Kristyn Maslog-Levis
3 min read
Setting aside Sharman Networks' objections, an Australian judge accepted on Friday an affidavit with potentially damaging assertions about Kazaa's handling of copyrighted material.

The affidavit contains a report from George Barker, director of the Australian National University's Center for Law and Economics, Intellectual Property and Copyright, and focuses on the financial consequences of the Kazaa system, which is run by Sharman Networks.

According to the report, the Kazaa system is a "marketplace" that brings together people who have copyrighted works and people who want to make unauthorized copies of those works. The report adds that Kazaa "designs the rules, facilitates the 'market' for exchange of copyright works, and enforces or has the capacity to enforce the rules of that market."

"The attractiveness of the system to users, and the success of Sharman's network growth strategy is verified by the fact that Sharman claims that Kazaa has more than 60 million subscribers and is the most downloaded program in history--approximately 20 million downloads per month," the report says. "As the network grows in size, it becomes more attractive to potential users--because more content will be available--and more valuable to Sharman."

The affidavit is part of a trial in which major record labels Universal Music Australia, EMI, Sony/BMG, Warner, Festival Mushroom and 25 additional applicants are suing Sharman Networks and associated parties--including Brilliant Digital Entertainment, Altnet, Sharman Networks CEO Nikki Hemming and others--over alleged music copyright infringement made using the Kazaa software.
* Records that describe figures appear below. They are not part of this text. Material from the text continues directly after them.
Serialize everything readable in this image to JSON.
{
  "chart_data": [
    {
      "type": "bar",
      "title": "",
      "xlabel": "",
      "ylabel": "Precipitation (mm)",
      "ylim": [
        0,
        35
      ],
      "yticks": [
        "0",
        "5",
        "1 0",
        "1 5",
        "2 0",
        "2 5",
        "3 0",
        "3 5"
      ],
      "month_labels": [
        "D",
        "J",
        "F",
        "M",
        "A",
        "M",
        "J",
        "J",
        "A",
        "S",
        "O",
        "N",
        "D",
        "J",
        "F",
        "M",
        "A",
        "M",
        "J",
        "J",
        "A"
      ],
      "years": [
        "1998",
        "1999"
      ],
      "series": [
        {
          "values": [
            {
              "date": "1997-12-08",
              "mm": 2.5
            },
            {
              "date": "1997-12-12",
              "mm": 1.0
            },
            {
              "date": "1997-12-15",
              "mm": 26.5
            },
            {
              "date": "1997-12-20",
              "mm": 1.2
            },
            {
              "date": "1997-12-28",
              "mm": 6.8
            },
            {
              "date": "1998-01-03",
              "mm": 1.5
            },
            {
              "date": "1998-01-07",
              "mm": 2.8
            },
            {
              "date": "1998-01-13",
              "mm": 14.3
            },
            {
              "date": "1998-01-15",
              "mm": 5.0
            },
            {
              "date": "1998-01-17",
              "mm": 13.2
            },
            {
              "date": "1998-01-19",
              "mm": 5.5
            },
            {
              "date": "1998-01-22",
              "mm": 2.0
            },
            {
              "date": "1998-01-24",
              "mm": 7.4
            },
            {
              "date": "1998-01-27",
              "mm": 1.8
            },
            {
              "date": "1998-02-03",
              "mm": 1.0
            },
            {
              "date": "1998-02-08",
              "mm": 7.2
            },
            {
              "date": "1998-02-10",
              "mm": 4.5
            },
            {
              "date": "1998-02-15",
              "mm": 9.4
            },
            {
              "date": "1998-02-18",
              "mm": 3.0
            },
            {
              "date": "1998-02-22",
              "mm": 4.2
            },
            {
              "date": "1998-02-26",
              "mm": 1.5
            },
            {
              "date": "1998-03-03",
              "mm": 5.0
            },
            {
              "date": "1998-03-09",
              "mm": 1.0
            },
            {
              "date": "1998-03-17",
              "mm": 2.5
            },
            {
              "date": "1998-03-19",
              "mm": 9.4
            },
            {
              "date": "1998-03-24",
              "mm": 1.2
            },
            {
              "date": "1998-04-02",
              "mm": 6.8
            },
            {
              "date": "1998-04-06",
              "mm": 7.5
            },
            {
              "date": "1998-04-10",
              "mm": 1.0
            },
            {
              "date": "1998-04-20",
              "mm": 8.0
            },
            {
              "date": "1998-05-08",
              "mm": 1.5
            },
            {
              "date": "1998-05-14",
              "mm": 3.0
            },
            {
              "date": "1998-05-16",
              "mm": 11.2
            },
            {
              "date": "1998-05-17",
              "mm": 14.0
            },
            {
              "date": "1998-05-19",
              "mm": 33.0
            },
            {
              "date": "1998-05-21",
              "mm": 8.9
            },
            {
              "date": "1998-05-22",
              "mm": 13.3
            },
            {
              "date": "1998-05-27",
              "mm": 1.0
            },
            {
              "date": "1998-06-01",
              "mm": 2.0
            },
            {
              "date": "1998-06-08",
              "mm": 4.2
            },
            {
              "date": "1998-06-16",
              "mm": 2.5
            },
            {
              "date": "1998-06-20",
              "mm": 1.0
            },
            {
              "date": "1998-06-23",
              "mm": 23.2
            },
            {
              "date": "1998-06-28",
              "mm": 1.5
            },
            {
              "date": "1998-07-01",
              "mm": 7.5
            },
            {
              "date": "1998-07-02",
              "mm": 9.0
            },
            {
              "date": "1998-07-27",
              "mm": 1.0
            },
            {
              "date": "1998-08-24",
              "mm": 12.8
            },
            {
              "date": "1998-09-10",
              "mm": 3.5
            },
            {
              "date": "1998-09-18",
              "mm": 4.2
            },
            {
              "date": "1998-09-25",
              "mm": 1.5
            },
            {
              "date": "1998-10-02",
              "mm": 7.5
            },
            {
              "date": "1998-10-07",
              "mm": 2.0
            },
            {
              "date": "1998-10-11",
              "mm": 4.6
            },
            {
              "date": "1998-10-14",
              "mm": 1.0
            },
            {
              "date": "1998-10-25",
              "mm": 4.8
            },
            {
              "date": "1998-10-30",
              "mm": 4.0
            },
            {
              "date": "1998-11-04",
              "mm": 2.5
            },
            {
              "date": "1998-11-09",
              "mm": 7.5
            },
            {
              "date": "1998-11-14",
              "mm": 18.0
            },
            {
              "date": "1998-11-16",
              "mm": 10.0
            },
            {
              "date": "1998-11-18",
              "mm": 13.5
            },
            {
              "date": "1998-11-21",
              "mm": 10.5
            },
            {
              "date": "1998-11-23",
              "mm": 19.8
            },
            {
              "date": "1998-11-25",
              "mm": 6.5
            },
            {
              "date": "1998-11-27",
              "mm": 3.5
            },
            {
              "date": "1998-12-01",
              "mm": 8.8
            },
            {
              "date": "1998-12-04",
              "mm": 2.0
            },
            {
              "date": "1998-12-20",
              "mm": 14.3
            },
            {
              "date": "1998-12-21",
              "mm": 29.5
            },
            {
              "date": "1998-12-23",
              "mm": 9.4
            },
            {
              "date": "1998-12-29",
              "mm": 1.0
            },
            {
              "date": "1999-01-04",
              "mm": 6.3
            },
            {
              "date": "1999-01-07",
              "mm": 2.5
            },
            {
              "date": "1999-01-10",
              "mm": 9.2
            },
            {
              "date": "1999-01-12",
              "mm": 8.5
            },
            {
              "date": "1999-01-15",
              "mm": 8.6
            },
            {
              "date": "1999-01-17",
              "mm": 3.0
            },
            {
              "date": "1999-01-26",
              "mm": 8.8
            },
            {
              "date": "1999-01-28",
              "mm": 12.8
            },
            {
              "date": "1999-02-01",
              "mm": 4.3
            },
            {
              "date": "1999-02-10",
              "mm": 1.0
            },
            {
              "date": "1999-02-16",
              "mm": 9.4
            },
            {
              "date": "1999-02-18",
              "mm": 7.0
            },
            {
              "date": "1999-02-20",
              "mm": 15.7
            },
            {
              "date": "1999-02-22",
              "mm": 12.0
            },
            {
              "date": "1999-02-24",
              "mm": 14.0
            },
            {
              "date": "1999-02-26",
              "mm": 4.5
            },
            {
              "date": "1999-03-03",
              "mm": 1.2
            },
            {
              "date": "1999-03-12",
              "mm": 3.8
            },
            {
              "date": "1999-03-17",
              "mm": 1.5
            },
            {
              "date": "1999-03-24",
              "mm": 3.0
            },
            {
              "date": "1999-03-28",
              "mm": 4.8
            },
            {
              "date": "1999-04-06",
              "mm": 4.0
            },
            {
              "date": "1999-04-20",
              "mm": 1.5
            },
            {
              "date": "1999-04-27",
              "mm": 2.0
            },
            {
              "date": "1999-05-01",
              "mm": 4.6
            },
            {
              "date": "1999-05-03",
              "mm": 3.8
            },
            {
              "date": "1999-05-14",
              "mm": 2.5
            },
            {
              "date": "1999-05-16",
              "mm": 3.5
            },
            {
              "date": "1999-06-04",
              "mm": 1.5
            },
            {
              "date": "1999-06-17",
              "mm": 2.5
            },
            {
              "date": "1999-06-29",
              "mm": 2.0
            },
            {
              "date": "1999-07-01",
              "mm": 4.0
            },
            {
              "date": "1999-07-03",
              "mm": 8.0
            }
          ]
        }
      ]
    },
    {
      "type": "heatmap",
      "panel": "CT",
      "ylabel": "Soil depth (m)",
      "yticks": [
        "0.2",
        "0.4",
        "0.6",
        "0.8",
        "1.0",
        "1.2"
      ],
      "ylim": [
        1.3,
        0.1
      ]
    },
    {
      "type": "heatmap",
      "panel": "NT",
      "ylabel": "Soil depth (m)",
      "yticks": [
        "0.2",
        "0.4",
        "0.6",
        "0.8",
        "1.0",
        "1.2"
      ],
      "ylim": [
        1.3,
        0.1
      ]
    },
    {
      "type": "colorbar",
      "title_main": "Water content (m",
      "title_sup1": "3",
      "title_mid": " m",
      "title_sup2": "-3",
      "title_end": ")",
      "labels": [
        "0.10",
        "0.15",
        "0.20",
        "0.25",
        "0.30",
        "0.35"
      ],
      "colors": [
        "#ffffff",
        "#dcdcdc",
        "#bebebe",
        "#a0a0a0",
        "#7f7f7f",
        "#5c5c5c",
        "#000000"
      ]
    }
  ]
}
The trial, which started this week, is taking place in Sydney.

Barker's report also included details on how Kazaa makes its profits from unauthorized music sharing and the damage this causes to the music industry and the Australian economy.

Kazaa's unauthorized distribution system makes money from global advertising, commercial referrals to Web sites, direct marketing and market research, Barker's report states.

Sharman Networks counsel Anthony Meagher tried to prevent the affidavit's admission into the trial by asserting that Barker's report is not relevant to the issue of filtering--which deals with the Kazaa system's ability or inability to stop the sharing of copyrighted music files--or the authorization issue raised by the record companies.

Judge Murray Wilcox, however, rejected the objections from Kazaa's operators saying it was "blindingly obvious it would be to Kazaa's financial advantage" if people could use it as widely as possible. And if that meant using unauthorized material "that would be to Kazaa's benefit...of course it will pay people to freeload on others--it happens all the time."

Tom Mizzone, vice president of data service at antipiracy company MediaSentry, was also cross-examined on Friday. The previous day, he testified that his company can trace IP addresses of Kazaa users and can communicate with them about copyright infringement via instant messaging.

Under cross-examination, Mizzone acknowledged that only 22 percent of the "warning" instant messages were received by Kazaa users.

However, Mizzone also said that instant messaging could be disabled by the Kazaa users, therefore blocking attempts to send warnings about copyright infringement.

The hearing will continue on Tuesday.

Kristyn Maslog-Levis of ZDNet Australia reported from Sydney.